He'd been hit. Three times: mid-thigh, high-rib cage, and across the top of his shoulder. Damn!

The reactive-input targeting computer in D'Spayr's body armor neuro-enhanced the Knight's reaction time as he drew his own wide-muzzled, shatterbolt defractor pistol and unleashed return fire. The electric field negation effects of the volley from his weapon dissolved the molecular bonds of the matter it struck in a fiery flash. Two men went down, their bodies convulsing as they surrendered to the cascading effects of their body's dissolving atomic matrix. The Knight rapidly fired again, driving the assault team back behind a debris-mound for cover. In the meantime, the Outland Marshal Knight-armor's independent mobile command and analytics processing unit, its "Watcher-Brother" neurotelemetric augmentation unit, activated the liquidic swarm of supramolecular nucleic acid structure nanobytes within it. The self-replicating nano-swarm worked to self-seal, where necessary, and repair damages done to D'Spayr's exoskeletal mech-system. The Watcher-Brother set about 3D-printing and weaving artificial bio-skin to repair the Knight's wounds. D'Spayr, ignoring the pain and responding to the carefully regulated drip of adrenalin-booster administered into his system from the armor, proceeded to guide the Haldoean up the street at a full gallop. They couldn't afford to be out in the open and continue to fall prey to these continued skirmishes.

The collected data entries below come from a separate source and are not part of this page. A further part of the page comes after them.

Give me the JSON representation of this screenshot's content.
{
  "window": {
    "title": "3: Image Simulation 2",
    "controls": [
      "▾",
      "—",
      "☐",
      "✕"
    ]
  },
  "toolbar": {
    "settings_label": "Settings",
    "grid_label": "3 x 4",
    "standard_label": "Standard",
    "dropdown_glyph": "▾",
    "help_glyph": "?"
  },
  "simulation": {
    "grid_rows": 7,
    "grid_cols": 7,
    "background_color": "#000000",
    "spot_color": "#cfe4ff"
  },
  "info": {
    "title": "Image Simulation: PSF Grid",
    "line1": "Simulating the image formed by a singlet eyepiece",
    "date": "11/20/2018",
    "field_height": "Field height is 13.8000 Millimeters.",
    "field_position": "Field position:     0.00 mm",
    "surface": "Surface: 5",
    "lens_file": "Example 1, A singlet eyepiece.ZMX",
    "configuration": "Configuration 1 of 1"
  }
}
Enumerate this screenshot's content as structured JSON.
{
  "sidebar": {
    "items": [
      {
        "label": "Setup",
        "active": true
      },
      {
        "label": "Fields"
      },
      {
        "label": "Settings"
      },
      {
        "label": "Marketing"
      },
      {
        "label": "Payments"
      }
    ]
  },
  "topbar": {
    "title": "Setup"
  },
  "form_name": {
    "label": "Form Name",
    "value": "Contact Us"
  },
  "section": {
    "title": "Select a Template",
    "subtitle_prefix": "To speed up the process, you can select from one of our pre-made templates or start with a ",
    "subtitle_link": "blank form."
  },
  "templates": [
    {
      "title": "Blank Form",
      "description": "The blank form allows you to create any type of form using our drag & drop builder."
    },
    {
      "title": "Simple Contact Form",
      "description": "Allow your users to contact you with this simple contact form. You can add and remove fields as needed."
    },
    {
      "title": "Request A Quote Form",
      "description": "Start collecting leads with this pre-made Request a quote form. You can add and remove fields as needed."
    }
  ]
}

Emaris Staurqe would be depending on him to reach his target and secure his objective.

The Knight issued a cybernetic command to his armor's analytics processing command center and, in tnadem with his Watcher-Brother, the internal computer supplied an optical live-traffic schematic of his position inside The City relative to Kolag Y'phree's municipal Government Center offices at the edge of the Warlord's palatial home. His current position south-southeast of the center at twenty-seven degrees below directional horizontal and there were a minimum of approximately nineteen enemy troopers between the Knight and the Warlord's portal gates. Object-detection scans with acoustic-wave frequencies and with infrared thermographics revealed there were six flying jellyfish-predators at an altitude of six stories-high running amok across that same sector's aerial spaces, moving between Niyaddour's scattered assemblage of tower edifices.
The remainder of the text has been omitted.